Ali Baqeri held talks with a senior Chinese official in Istanbul

on Friday and would also meet a Russian delegate.

The formal talks with the six powers and their chief

representative, European Union foreign policy chief Catherine

Ashton, will get underway on Saturday, but Ashton and Jalili are

expected to meet over dinner on Friday evening.

The last time the two sides met, also in Istanbul in January

last year, they could not even agree an agenda.

Both sides signalled in the run-up to Saturday’s discussions

their intent to give diplomacy a real chance.

“We hope that this first round will produce a conducive

environment for concrete results through a sustained process,”

Ashton’s spokesman Michael Mann said in an email.

Iranian Foreign Minister Ali Akbar Salehi, in a rare opinion

piece in a U.S. newspaper, said his country hoped that all sides

would commit to comprehensive dialogue and that negotiators make

“genuine efforts to reestablish confidence and trust”.
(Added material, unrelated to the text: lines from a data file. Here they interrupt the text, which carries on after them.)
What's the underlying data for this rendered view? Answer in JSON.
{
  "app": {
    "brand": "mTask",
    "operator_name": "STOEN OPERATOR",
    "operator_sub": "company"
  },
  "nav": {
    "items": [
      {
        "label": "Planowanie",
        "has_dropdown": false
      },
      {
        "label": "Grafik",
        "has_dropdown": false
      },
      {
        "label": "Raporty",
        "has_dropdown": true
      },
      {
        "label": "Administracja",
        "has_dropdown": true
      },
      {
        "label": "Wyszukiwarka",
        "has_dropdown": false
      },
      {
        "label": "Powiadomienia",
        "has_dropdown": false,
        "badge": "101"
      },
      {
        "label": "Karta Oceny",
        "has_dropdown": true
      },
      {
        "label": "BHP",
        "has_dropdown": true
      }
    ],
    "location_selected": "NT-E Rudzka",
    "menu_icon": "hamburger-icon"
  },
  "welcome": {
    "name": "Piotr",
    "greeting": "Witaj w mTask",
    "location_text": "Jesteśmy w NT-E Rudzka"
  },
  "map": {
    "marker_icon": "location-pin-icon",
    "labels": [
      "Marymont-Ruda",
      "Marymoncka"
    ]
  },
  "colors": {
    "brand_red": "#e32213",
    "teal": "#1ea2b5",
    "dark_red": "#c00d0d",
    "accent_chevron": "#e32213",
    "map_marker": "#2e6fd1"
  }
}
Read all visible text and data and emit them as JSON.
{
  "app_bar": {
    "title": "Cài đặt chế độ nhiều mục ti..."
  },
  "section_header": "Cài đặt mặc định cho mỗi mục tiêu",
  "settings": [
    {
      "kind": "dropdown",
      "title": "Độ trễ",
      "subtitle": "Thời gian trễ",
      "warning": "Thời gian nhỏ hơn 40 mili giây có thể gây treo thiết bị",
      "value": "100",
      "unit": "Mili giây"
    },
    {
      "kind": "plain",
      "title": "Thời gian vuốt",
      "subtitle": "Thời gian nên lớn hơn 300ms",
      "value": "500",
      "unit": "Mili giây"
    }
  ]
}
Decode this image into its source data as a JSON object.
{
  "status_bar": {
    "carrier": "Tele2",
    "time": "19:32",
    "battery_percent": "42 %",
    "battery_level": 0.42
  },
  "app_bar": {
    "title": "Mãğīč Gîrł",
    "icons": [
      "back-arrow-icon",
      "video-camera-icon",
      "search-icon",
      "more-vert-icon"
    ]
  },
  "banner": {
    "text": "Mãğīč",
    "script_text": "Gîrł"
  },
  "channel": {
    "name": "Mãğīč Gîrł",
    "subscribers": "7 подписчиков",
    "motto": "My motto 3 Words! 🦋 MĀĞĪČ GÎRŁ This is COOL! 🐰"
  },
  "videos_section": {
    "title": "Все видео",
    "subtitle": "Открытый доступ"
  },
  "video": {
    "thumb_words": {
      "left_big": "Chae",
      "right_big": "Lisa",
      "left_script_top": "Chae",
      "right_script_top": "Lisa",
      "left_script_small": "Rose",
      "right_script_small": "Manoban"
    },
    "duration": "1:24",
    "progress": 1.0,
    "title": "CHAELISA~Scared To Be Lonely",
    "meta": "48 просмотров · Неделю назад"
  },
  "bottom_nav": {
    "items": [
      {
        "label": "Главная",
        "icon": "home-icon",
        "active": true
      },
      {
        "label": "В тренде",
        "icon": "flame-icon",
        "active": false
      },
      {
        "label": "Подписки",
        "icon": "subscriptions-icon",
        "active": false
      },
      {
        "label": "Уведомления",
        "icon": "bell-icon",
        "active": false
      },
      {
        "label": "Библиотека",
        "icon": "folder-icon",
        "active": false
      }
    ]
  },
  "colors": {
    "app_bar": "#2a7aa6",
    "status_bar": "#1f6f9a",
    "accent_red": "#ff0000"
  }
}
Defying toughening sanctions, Iran has continued to expand

its uranium enrichment programme – activity which can have both

civilian and military purposes – and experts say it now has

enough material for four atomic bombs if processed much further.

Mark Fitzpatrick, a director of the International Institute

for Strategic Studies think-tank, said getting Iran to halt 20

percent enrichment would be an interim goal “to put a lid on the

most troublesome” aspect of Iran’s nuclear programme.

A long-term deal will have to “provide confidence that Iran

cannot quickly produce nuclear weapons,” he told Reuters, adding

this would require both better monitoring of Iran’s nuclear work

and limits on its uranium enrichment and stockpiles.